A grand love affair eventually brought me back to Canada and life here continued to evolve with my work as a publicist and our lives together as a couple. We always returned to Paris. Specifically, to the legendary Ritz Paris. This landmark is where we went to spend what would be our last Christmas together in 2004 before my partner’s untimely death the following year. We made the most of this precious time; instead of being sad, it was a trip full of adventure, love and some inevitable goodbyes. For me, it added another layer of memories that continue to draw me back.


Returning almost every year since, the reasons were many and my experiences wonderfully varied, it became clear that I needed to formalize my relationship with the Grand Boulevards and make Paris my second home.


I have done so — not on the Left Bank of my youth, but on the Right Bank — renting the same apartment each year from a formidable French aristocrat, who luckily has an eye for design, art and entertaining. From the moment I enter the doors of Rue d’Anjou, my life takes on a different momentum and I am transported into the world of arrondissements, cafés, endless cultural choices, the tempo of the Seine, food markets, incessant sirens, apéro hours and magnificent walks.


I have yet to take the beauty of Paris for granted. I still marvel at the Eiffel Tower, day or night, the magic energy of a walk up or down the Avenue des Champs-Élysées. Boulevard du Montparnasse continues to draw me to her historic brasseries. I am a creature of habit, so the return to a familiar table, a chair by a fountain in a bustling park, the Hemingway Bar or the Palais Garnier, is part of the ever-changing tapestry that is Paris.




Maybe most importantly is the time spent at home. The apartment is always full and the table ready for the inevitable next round of joyful Champagne swillers. My landlady’s aforementioned eye for beauty means guests from near or far experience her exquisite taste in Old-World details. There’s an abundance of moulding and panelling, heavy wooden French doors, gilt mirrors and marble fireplaces. Art is everywhere in Paris and not a wall of this home is without a piece to take in. Some may think it overbearing, but for me, it is my sanctuary in the middle of the world’s most beautiful city and meant for sharing.

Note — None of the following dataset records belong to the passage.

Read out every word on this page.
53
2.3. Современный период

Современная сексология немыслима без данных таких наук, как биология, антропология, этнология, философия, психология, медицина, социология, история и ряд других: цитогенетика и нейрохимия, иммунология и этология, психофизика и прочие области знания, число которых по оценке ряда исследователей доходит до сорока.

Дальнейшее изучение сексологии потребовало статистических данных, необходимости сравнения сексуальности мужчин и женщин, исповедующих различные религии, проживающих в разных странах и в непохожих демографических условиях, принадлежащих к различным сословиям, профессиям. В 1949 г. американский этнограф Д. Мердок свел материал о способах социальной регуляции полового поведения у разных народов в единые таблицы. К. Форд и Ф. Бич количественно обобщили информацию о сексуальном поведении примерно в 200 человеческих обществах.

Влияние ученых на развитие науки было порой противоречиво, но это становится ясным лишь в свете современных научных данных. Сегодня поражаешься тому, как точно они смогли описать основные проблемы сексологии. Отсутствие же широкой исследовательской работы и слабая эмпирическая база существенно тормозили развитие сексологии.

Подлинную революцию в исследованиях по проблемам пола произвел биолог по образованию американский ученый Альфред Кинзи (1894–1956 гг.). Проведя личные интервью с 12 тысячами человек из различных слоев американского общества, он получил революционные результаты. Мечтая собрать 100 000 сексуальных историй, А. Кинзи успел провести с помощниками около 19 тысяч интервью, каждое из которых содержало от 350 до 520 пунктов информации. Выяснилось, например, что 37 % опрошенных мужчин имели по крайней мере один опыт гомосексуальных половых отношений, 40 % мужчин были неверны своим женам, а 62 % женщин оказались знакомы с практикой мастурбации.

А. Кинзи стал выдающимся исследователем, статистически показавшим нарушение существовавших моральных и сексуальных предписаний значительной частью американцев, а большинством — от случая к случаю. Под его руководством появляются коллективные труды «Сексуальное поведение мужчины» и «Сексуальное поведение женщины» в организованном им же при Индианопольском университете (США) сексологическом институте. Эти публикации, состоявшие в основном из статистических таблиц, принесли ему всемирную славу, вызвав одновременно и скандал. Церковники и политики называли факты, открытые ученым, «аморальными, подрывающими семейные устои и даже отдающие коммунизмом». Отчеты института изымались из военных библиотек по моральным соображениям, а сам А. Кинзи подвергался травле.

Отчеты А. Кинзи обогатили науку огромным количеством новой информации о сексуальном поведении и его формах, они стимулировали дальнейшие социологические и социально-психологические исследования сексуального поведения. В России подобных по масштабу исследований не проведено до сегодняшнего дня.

My life is filled with friends, old and new — everyone makes their way through Paris at one point or another. Reunions with other expat Canadians have grown into lasting bonds. I have counted some Parisians among my best and most beloved confidants. Somehow, conversations at Rue d’Anjou are longer, opinions stronger and laughter louder. Friendships have been forged between diverse and always interesting souls. There are no goodbyes because we will meet here again next year or the year after, and in the meantime, Paris stays with me in my heart. It’s not just a second home, it’s coming home.